US-Wahlkampf als Game steuern
Auf der Suche nach neuen Spieleideen setzen die Game-Entwickler nun auf das reale Leben.
Statt auf Aliens zu schießen oder seine Feinde bis zur Besinnungslosigkeit zu prügeln, sollen Gamer ab Sommer den laufenden US-Wahlkampf managen können. Ubi Soft hat einen entsprechenden Deal für die Veröffentlichung des Spiels ?The Political Machine? bekannt gegeben.
Das Spiel für den PC versetzt die Spieler in die Lage, die Wahlkampagnen von Amtsinhaber George W. Bush oder Herausforderer John Kerry zu managen, eigene Kandidaten zu küren oder die Kampagnen von früheren US-Präsidenten wie Ronald Reagan und Franklin Roosevelt zu organisieren.
Dazu können auch Spenden gesammelt, Wahlreden gehalten und Kandidaten-Konfrontationen absolviert werden.
Der Spieler muss, entweder im Kampf gegen den Computer oder einen anderen Spieler, das Wahlkampfbudget managen, die Strategie koordinieren und Interviews in politischen Talk-Shows absolvieren. Das Spiel soll in diesem Sommer erscheinen, voraussichtlich in der Zeit zwischen der Versammlung der US-Demokraten im Juli und jener der Republikaner im August.

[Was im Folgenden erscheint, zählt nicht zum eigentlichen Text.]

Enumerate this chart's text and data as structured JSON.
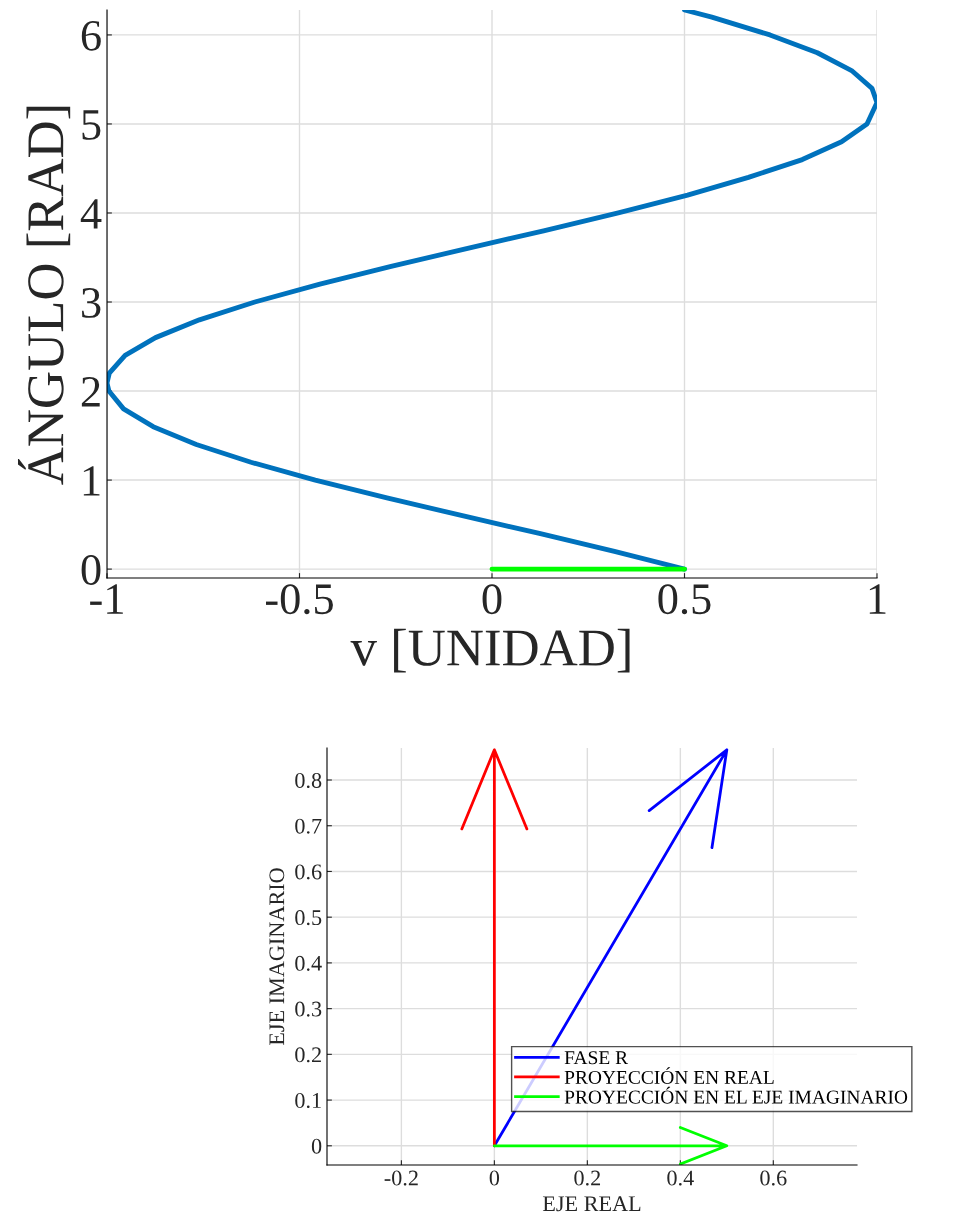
{
  "chart_data": [
    {
      "type": "line",
      "xlabel": "v [UNIDAD]",
      "ylabel": "ÁNGULO [RAD]",
      "xlim": [
        -1,
        1
      ],
      "ylim": [
        -0.1,
        6.28
      ],
      "xticks": [
        -1,
        -0.5,
        0,
        0.5,
        1
      ],
      "yticks": [
        0,
        1,
        2,
        3,
        4,
        5,
        6
      ],
      "grid": true,
      "series": [
        {
          "color": "#0072bd",
          "x": [
            0.5,
            0.318,
            0.123,
            -0.077,
            -0.273,
            -0.459,
            -0.626,
            -0.768,
            -0.88,
            -0.957,
            -0.995,
            -1,
            -0.994,
            -0.953,
            -0.874,
            -0.76,
            -0.616,
            -0.447,
            -0.262,
            -0.066,
            0.134,
            0.328,
            0.508,
            0.666,
            0.806,
            0.908,
            0.974,
            1,
            0.987,
            0.934,
            0.845,
            0.722,
            0.571,
            0.5
          ],
          "values": [
            0,
            0.2,
            0.4,
            0.6,
            0.8,
            1.0,
            1.2,
            1.4,
            1.6,
            1.8,
            2.0,
            2.09,
            2.2,
            2.4,
            2.6,
            2.8,
            3.0,
            3.2,
            3.4,
            3.6,
            3.8,
            4.0,
            4.2,
            4.4,
            4.6,
            4.8,
            5.0,
            5.24,
            5.4,
            5.6,
            5.8,
            6.0,
            6.2,
            6.28
          ]
        },
        {
          "color": "#00ff00",
          "x": [
            0,
            0.5
          ],
          "values": [
            0,
            0
          ]
        }
      ]
    },
    {
      "type": "line",
      "xlabel": "EJE REAL",
      "ylabel": "EJE IMAGINARIO",
      "xlim": [
        -0.36,
        0.78
      ],
      "ylim": [
        -0.042,
        0.87
      ],
      "xticks": [
        -0.2,
        0,
        0.2,
        0.4,
        0.6
      ],
      "yticks": [
        0,
        0.1,
        0.2,
        0.3,
        0.4,
        0.5,
        0.6,
        0.7,
        0.8
      ],
      "grid": true,
      "legend": "bottom right",
      "series": [
        {
          "name": "FASE R",
          "color": "#0000ff",
          "x": [
            0,
            0.5,
            0.333,
            0.5,
            0.468
          ],
          "values": [
            0,
            0.866,
            0.733,
            0.866,
            0.652
          ]
        },
        {
          "name": "PROYECCIÓN EN REAL",
          "color": "#ff0000",
          "x": [
            0,
            0,
            -0.07,
            0,
            0.07
          ],
          "values": [
            0,
            0.866,
            0.693,
            0.866,
            0.693
          ]
        },
        {
          "name": "PROYECCIÓN EN EL EJE IMAGINARIO",
          "color": "#00ff00",
          "x": [
            0,
            0.5,
            0.4,
            0.5,
            0.4
          ],
          "values": [
            0,
            0,
            0.04,
            0,
            -0.04
          ]
        }
      ]
    }
  ]
}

The political MachineAuf realen Daten basierend
Die verwendeten Daten basieren großteils auf dem US-Zensus. Die Kandidaten steigen in der Gunst der Wähler, wenn sie die für den jeweiligen Bundesstaat wichtigen Themen behandeln.
Das erfordert entsprechendes Geschick, um die verschiedenen Gruppierungen und Staaten auf die eigene Seite bringen zu können, erläutert Gamed-Designer Brad Wardell. "Ein Spieler, der kein Politik-Junkie ist, lernt so sehr schnell, warum die echten Kandidaten bei Themen scheinbar hin und her springen."
Laut Wardell ist die Öffentlichkeit derzeit in zwei gleich große Lager aufgeteilt, was das Spiel interessanter mache. "Wir wollten das Spiel schon bei der letzten Wahl herausbringen, aber nach unseren Modellen sollte Al Gore gewinnen, daher haben wir uns dagegen entschieden."
Zwar kann das Spiel keine Vorhersage für den tatsächlichen Ausgang der Wahl geben, aber laut dem eigenen Modell verliert Bush "um ein ganzes Stück", so Wardell.